Have you been naughty or nice this holiday season? Or maybe, more to the point: Do you believe that you can designate most things in society as either “good” or “evil?” The latest study from our friends at the Pew Research Center shows that about half of all Americans (48%) say that most things in society can be clearly divided into good and evil; about 50% of Americans think the world is too complicated for such easy division. Not surprisingly, religiously affiliated Americans are much more likely to believe in the good-versus-evil split.

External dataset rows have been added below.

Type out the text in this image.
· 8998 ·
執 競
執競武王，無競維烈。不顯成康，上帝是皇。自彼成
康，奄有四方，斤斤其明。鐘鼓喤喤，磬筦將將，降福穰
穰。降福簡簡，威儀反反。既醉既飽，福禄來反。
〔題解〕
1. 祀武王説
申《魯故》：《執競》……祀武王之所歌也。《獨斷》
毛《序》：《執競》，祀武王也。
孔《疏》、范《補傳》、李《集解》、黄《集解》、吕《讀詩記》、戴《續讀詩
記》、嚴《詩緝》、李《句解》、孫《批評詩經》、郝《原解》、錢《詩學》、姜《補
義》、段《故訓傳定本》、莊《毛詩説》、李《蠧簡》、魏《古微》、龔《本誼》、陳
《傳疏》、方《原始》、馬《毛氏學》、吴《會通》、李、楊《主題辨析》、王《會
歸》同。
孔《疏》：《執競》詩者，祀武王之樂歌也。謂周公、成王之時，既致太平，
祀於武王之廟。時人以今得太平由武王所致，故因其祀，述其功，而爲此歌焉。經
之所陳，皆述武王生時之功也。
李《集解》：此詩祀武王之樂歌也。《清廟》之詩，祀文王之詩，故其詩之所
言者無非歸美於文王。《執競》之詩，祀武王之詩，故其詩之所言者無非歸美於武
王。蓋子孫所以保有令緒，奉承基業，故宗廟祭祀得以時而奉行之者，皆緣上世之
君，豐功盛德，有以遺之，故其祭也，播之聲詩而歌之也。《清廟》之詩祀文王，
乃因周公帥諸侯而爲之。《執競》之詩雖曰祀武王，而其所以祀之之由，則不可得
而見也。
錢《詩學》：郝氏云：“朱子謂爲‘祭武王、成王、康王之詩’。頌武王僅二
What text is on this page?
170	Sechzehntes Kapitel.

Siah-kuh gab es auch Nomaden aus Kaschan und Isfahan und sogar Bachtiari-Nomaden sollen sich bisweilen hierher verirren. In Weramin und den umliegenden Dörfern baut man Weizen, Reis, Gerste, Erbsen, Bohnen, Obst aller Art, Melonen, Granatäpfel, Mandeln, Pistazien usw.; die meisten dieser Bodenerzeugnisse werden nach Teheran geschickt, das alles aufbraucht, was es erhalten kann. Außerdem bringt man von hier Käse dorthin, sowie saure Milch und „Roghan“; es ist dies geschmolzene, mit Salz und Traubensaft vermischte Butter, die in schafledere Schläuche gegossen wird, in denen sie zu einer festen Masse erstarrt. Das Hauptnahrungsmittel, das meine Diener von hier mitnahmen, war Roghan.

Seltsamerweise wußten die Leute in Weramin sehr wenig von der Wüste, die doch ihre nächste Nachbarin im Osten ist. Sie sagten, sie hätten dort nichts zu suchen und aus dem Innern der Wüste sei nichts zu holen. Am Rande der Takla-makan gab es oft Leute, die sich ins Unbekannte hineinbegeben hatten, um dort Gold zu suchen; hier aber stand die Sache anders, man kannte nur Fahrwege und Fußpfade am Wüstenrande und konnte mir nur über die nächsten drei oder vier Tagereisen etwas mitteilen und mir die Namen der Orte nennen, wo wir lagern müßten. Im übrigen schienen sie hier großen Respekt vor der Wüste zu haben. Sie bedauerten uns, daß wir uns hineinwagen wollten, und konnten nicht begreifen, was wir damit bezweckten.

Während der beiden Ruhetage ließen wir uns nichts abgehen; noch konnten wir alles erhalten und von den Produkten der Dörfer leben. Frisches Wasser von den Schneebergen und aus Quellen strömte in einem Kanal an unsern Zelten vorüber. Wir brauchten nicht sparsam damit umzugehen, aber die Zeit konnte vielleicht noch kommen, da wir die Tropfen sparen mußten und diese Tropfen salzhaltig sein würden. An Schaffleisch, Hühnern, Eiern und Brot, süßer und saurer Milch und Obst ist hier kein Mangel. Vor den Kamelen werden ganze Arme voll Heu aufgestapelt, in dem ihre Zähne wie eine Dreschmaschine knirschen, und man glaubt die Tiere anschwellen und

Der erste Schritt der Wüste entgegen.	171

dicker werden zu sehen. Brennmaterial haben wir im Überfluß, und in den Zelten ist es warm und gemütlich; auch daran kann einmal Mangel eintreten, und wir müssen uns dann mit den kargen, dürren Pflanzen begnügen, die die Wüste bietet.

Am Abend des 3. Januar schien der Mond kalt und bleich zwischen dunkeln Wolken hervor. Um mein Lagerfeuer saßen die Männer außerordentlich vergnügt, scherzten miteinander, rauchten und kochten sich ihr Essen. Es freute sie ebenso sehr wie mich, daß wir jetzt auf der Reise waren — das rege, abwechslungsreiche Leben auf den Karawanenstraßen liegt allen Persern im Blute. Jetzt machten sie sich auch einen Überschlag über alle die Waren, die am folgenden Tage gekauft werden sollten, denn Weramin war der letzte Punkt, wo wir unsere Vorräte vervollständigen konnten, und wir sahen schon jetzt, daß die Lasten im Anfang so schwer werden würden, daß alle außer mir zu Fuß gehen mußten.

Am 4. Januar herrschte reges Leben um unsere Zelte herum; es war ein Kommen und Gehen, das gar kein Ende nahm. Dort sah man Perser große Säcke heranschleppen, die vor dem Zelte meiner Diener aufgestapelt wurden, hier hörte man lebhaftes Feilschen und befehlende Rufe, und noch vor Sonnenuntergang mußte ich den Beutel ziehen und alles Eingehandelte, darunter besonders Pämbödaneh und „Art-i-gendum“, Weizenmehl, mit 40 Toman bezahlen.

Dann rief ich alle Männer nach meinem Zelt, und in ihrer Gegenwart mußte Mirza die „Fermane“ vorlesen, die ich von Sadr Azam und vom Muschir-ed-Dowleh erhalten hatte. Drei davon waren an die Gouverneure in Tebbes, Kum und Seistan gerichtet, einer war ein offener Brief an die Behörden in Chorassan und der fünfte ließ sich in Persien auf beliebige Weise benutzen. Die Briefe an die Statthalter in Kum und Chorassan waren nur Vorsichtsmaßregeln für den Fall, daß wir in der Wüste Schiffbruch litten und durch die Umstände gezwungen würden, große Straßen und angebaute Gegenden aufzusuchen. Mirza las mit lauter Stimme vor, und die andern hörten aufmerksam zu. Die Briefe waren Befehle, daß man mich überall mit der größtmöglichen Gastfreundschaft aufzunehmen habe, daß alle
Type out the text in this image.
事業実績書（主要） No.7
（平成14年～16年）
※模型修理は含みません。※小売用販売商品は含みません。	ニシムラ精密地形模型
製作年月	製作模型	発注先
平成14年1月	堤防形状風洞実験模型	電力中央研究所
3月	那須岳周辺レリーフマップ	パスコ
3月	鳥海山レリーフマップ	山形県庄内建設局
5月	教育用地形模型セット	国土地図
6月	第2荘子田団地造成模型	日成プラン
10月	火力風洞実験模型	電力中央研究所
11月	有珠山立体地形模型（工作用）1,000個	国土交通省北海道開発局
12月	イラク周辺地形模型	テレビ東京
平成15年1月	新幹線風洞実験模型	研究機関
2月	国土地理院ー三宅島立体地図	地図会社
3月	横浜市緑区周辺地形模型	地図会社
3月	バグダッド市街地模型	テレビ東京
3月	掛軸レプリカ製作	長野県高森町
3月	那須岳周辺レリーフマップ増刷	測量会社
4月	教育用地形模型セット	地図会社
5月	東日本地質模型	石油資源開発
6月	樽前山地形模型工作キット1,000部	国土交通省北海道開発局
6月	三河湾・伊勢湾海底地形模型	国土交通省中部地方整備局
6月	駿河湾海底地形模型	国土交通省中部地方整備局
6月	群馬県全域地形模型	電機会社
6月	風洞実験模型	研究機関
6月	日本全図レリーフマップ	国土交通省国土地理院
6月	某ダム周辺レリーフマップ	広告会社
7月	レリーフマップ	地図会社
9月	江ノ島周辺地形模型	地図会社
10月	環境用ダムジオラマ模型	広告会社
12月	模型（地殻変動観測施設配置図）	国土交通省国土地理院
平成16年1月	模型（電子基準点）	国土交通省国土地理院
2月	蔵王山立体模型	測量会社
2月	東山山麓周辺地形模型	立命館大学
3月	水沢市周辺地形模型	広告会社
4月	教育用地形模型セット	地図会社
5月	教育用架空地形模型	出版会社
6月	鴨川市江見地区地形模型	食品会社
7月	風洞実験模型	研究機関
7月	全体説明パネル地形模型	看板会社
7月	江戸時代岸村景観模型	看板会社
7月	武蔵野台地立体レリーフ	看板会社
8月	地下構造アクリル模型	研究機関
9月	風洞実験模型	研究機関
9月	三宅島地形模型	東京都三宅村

There is good news to share this Christmas Day: The James Webb Space Telescope has left Earth. If everything goes as it should (fingers crossed), when this telescope is operational, we’ll be able to see into corners of the cosmos that not even Hubble could reach — and some of what it sees will almost certainly shake science to its core.
There’s still a chance for a white Christmas in Corvallis, according to the National Weather Service. But technically, this requires at least 1 inch of snow on the ground — and if you didn’t know that there was an official definition for a white Christmas, now you do. (I didn’t know until Friday.)
Moving away from Christmas for a few paragraphs: Where would you guess is the location of the most electorally successful secessionist movement in America today? If you guessed “Move Oregon’s Border,” the effort to move some three-quarters of Oregon into Idaho — what would become “Greater Idaho” — you guessed correctly. Voters in eight Oregon counties have approved nonbinding resolutions supporting the border move. Antonia Hitchens has a new story in The Atlantic probing the movement.
We’ve reached the end of 2021, thank goodness, which means a batch of new laws passed by the Legislature at its session earlier this year are about to take effect when the calendar turns to 2022. The Oregonian/OregonLive has this handy guide to some of the newcomers.
We’ve been keeping tabs on what promises to be a long-running fight between Lee Enterprises, the owners of the Gazette-Times and the Democrat-Herald, and Alden Global Capital, the hedge fund that’s become notorious for buying newspapers and then institution rapacious cuts in newsrooms. Alden has embarked on a hostile bid to buy out Lee, and Lee (to its credit, and somewhat to my surprise) has mounted a vigorous defense. There’s nothing new to report in that battle this week (I think), but there is a new angle about hedge funds and journalism that I hadn’t considered: Hedge funds also are buying local TV stations, according to this piece from Don Day, published by the Nieman Journalism Lab at Harvard University. (This piece, by the way, is part of a series of predictions for journalism in 2022 compiled by Nieman; it makes for a lot of reading, and could have better organized, but it’s worth dipping your toes into.)
Two Christmas recordings have earned spots in my Holiday Music Hall of Fame — but each of them has a bit of a dark shadow. Click here to find out which two tunes have been enshrined.
Finally, I promised last week to link to what could be the most famous newspaper editorial ever written, Francis Pharcellus Church’s reply to a letter from 8-year-old Virginia O’Hanlon. Young Virginia reported that some of her friends were saying there was no such thing as Santa Claus. Here, courtesy of the Newseum, is how Church answered her. The editorial, which first was published in New York’s The Sun in September (!) 1897, actually is better than I remembered, and on this Christmas, here are some words from it to remember: “Nobody can conceive or imagine all the wonders there are unseen and unseeable in the world.” And here are some sad words from Virginia’s letter: “Papa says if you see it in THE SUN it’s so.” Hard to imagine any 8-year-old today writing that about any newspaper.
That’s it for this weekend. Have a wonderful — in every sense of the word — Christmas weekend.